Profile: Sammy Semnegar, manager of the Fidelity International Capital Appreciation fund, looks for international companies benefiting from global megatrends; the fund has returned an average of 11.3% annually during the past five years (top 10 holdings: Tencent, BABA, TSM, UL, British American Tobacco, Naspers, SAP, AIA Group, LVMH Moet Hennessy Louis Vuitton, DEO). 

Interview: Mike Kirby, chairman and director of research at Green Street Advisors, the leading independent research firm in the REIT sector, talks about valuations, New York commercial real estate, and WeWork. 

European Trader: Cautious on Steinhoff International Holdings: Though shares of the global retail giant have been marked down by about 80%, bargain hunters should be wary of diving in until management takes concrete steps to fix problems. 

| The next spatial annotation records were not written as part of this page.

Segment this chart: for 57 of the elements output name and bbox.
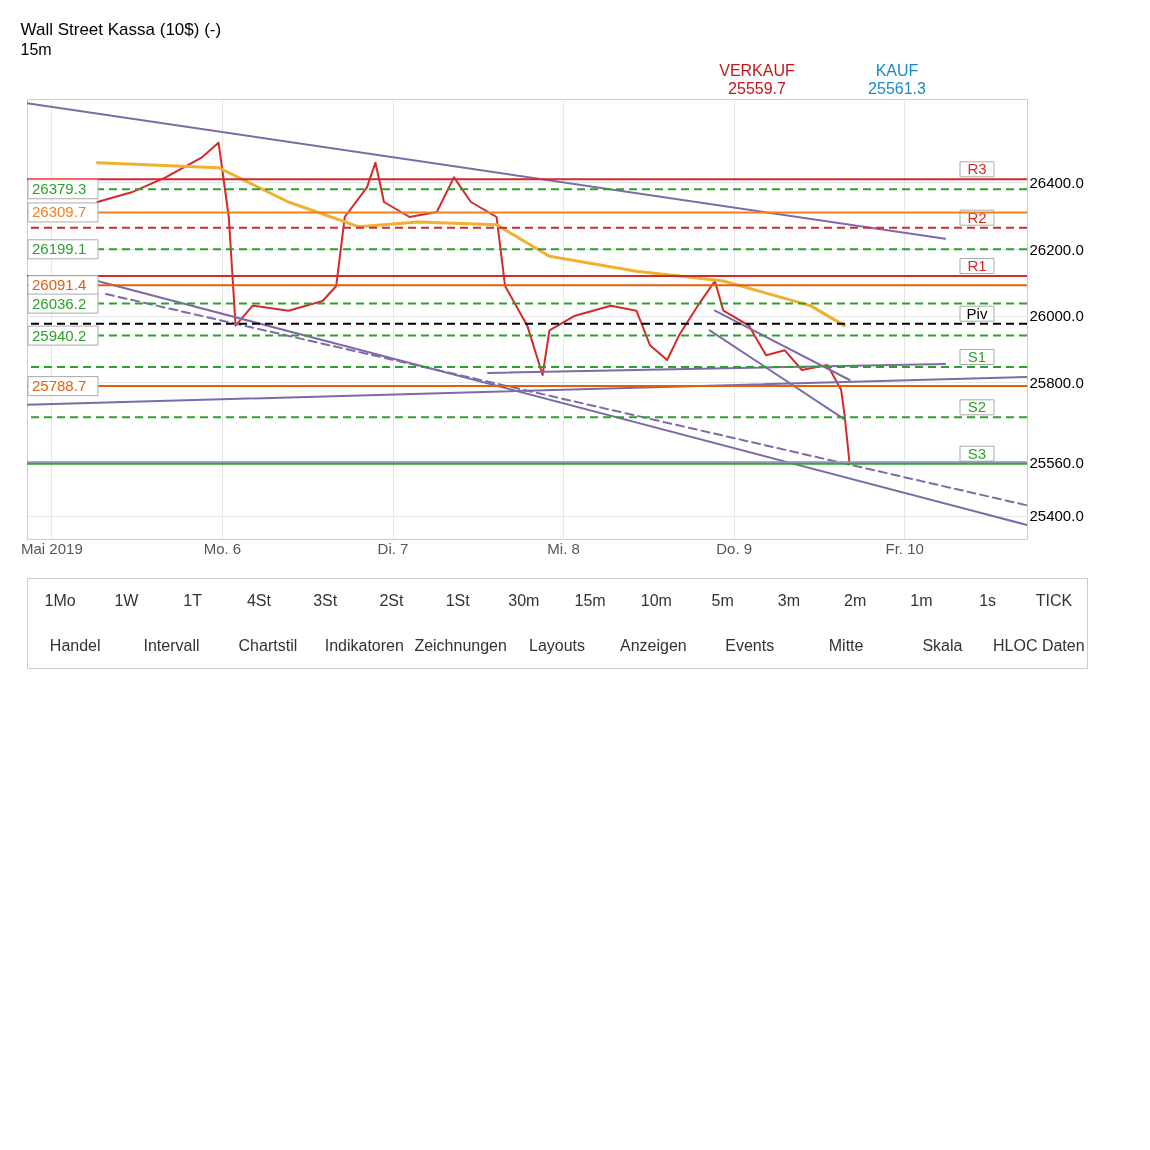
ref-line-label: 26036.2 — [32, 294, 87, 312]
text: Layouts — [528, 636, 586, 654]
text: 30m — [508, 591, 540, 609]
x-tick-label: Fr. 10 — [885, 539, 924, 557]
text: 1s — [979, 591, 997, 609]
x-tick-label: Mi. 8 — [547, 539, 580, 557]
ref-line-label: 26309.7 — [32, 203, 87, 221]
ref-line-label: S1 — [967, 348, 987, 365]
text: Intervall — [143, 636, 200, 654]
x-tick-label: Mai 2019 — [21, 539, 83, 557]
text: Mitte — [828, 636, 864, 654]
text: TICK — [1035, 591, 1073, 609]
text: 5m — [711, 591, 734, 609]
y-tick-label: 26200.0 — [1029, 240, 1084, 258]
text: 10m — [640, 591, 672, 609]
text: 15m — [574, 591, 606, 609]
ref-line-label: 26199.1 — [32, 240, 87, 258]
text: 1m — [910, 591, 933, 609]
text: VERKAUF 25559.7 — [719, 62, 796, 97]
ref-line-label: 25788.7 — [32, 377, 87, 395]
y-tick-label: 25560.0 — [1029, 453, 1084, 471]
text: Skala — [922, 636, 963, 654]
text: KAUF 25561.3 — [868, 62, 927, 97]
y-tick-label: 26000.0 — [1029, 307, 1084, 325]
x-tick-label: Do. 9 — [716, 539, 753, 557]
text: 1T — [183, 591, 203, 609]
text: 3St — [313, 591, 338, 609]
text: Handel — [49, 636, 101, 654]
chart-title: Wall Street Kassa (10$) (-) — [20, 20, 222, 39]
text: Indikatoren — [324, 636, 404, 654]
y-tick-label: 25800.0 — [1029, 373, 1084, 391]
text: 2m — [844, 591, 867, 609]
chart-subtitle: 15m — [20, 41, 52, 58]
ref-line-label: S2 — [967, 398, 987, 416]
y-tick-label: 26400.0 — [1029, 173, 1084, 191]
text: 1W — [114, 591, 140, 609]
y-tick-label: 25400.0 — [1029, 507, 1084, 525]
ref-line-label: 26379.3 — [32, 180, 87, 198]
ref-line-label: R3 — [967, 160, 987, 178]
text: 2St — [379, 591, 404, 609]
ref-line-label: 25940.2 — [32, 326, 87, 344]
x-tick-label: Mo. 6 — [203, 539, 242, 557]
ref-line-label: R1 — [967, 257, 987, 274]
text: 4St — [246, 591, 272, 609]
ref-line-label: S3 — [967, 444, 987, 462]
ref-line-label: Piv — [966, 304, 988, 322]
x-tick-label: Di. 7 — [377, 539, 409, 557]
ref-line-label: R2 — [967, 208, 987, 226]
ref-line-label: 26091.4 — [32, 276, 87, 294]
text: Anzeigen — [620, 636, 687, 654]
text: 1St — [445, 591, 471, 609]
text: 1Mo — [44, 591, 76, 609]
text: Events — [725, 636, 775, 654]
text: Chartstil — [238, 636, 298, 654]
text: HLOC Daten — [993, 636, 1085, 654]
text: 3m — [777, 591, 800, 609]
text: Zeichnungen — [414, 636, 507, 654]
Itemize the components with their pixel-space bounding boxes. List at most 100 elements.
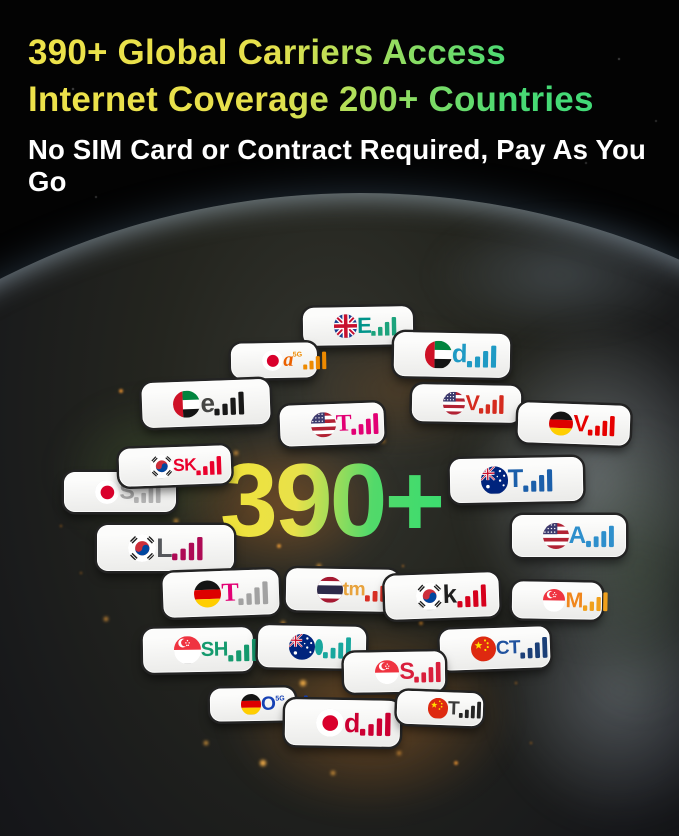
- signal-strength: [479, 394, 505, 415]
- kr-flag-icon: [149, 454, 174, 479]
- carrier-label: T: [220, 577, 239, 608]
- signal-bars-icon: [414, 660, 442, 683]
- carrier-badge-m1: M: [511, 581, 608, 620]
- carrier-label: k: [442, 580, 457, 610]
- carrier-badge-vodafone: V: [517, 402, 631, 446]
- carrier-badge-docomo: d: [284, 699, 401, 747]
- signal-strength: [134, 481, 161, 503]
- headline-line1: 390+ Global Carriers Access: [28, 30, 669, 77]
- signal-strength: [214, 390, 245, 416]
- us-flag-icon: [442, 391, 466, 415]
- carrier-label: V: [572, 410, 589, 437]
- headline-line2: Internet Coverage 200+ Countries: [28, 77, 669, 124]
- carrier-label: SH: [200, 638, 229, 661]
- carrier-badge-singtel: S: [343, 651, 446, 693]
- signal-bars-icon: [456, 582, 487, 608]
- signal-strength: [228, 637, 258, 662]
- signal-strength: [466, 343, 497, 368]
- carrier-label: CT: [495, 636, 521, 659]
- kr-flag-icon: [127, 533, 157, 563]
- carrier-label: T: [335, 409, 352, 437]
- signal-bars-icon: [585, 524, 615, 548]
- sg-flag-icon: [173, 636, 202, 665]
- carrier-label: SK: [172, 454, 197, 476]
- ae-flag-icon: [172, 389, 201, 419]
- carrier-badge-ee: E: [302, 306, 414, 346]
- us-flag-icon: [542, 522, 569, 550]
- carrier-badge-starhub: SH: [142, 627, 258, 673]
- signal-bars-icon: [351, 412, 380, 436]
- signal-strength: [351, 412, 380, 436]
- sg-flag-icon: [374, 659, 400, 685]
- signal-strength: [585, 524, 615, 548]
- signal-strength: [588, 414, 616, 437]
- carrier-label: tm: [342, 579, 366, 601]
- signal-strength: [458, 700, 482, 719]
- jp-flag-icon: [94, 479, 120, 505]
- carrier-badge-t-mobile: T: [279, 402, 385, 447]
- carrier-count: 390+: [220, 443, 445, 559]
- signal-bars-icon: [214, 390, 245, 416]
- carrier-badge-att: A: [512, 515, 626, 557]
- carrier-badge-au-kddi: a 5G: [230, 342, 327, 379]
- jp-flag-icon: [315, 708, 345, 738]
- signal-bars-icon: [359, 711, 392, 737]
- signal-bars-icon: [479, 394, 505, 415]
- signal-strength: [523, 467, 553, 492]
- signal-strength: [456, 582, 487, 608]
- carrier-label: M: [565, 587, 584, 613]
- carrier-badge-lg-uplus: L: [97, 525, 234, 571]
- signal-strength: [520, 635, 549, 659]
- signal-bars-icon: [134, 481, 161, 503]
- signal-strength: [414, 660, 442, 683]
- carrier-label: S: [399, 658, 415, 685]
- signal-bars-icon: [523, 467, 553, 492]
- signal-bars-icon: [466, 343, 497, 368]
- signal-bars-icon: [582, 591, 609, 612]
- carrier-label: L: [156, 532, 173, 563]
- subtitle: No SIM Card or Contract Required, Pay As…: [28, 133, 646, 197]
- signal-strength: [238, 579, 269, 606]
- signal-strength: [172, 535, 203, 561]
- carrier-badge-du: d: [393, 331, 511, 379]
- carrier-badge-o2: O 5G: [209, 687, 308, 722]
- carrier-badge-china-telecom: CT: [439, 626, 551, 671]
- carrier-label: T: [447, 698, 460, 720]
- carrier-badge-telekom: T: [162, 568, 280, 619]
- signal-bars-icon: [371, 315, 397, 337]
- signal-bars-icon: [172, 535, 203, 561]
- signal-bars-icon: [520, 635, 549, 659]
- signal-strength: [322, 636, 351, 660]
- signal-bars-icon: [238, 579, 269, 606]
- signal-bars-icon: [588, 414, 616, 437]
- au-flag-icon: [288, 633, 315, 661]
- carrier-label: e: [199, 388, 215, 419]
- signal-bars-icon: [303, 350, 327, 370]
- ae-flag-icon: [424, 340, 453, 369]
- carrier-label: d: [451, 340, 468, 369]
- th-flag-icon: [316, 576, 343, 604]
- cn-flag-icon: [427, 697, 449, 719]
- carrier-badge-sk-telecom: SK: [118, 445, 232, 487]
- uk-flag-icon: [333, 314, 358, 339]
- signal-bars-icon: [458, 700, 482, 719]
- signal-bars-icon: [196, 454, 223, 476]
- sg-flag-icon: [542, 588, 566, 613]
- signal-strength: [582, 591, 609, 612]
- carrier-label: d: [343, 707, 361, 738]
- carrier-label: V: [465, 390, 480, 415]
- carrier-label: O: [260, 693, 276, 715]
- carrier-badge-verizon: V: [411, 384, 522, 423]
- signal-strength: [359, 711, 392, 737]
- signal-strength: [371, 315, 397, 337]
- carrier-badge-truemove: tm: [285, 568, 400, 612]
- carrier-badge-telstra: T: [449, 456, 584, 504]
- 5g-label: 5G: [292, 351, 303, 359]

Asian Trader: Investors in China need to monitor the pace of monetary tightening, real estate values, and A-shares in the MSCI emerging markets index if they hope to get a solid outlook for the country in 2018. 

Emerging Markets: Greece has seen three straight quarters of economic growth, unemployment is down, and the budget has a surplus, improvements that have benefited bondholders and bode well for investors. 

Commodities: “The Bitcoin craze may have helped dull some of gold’s shine in recent weeks, but the cryptocurrency is no substitute for the precious metal.” 

Streetwise: XOM’s move to disclose more about what tightening climate-change regulations might do to the long-term value of its assets will prompt rivals to follow suit, creating the potential for major change in the industry.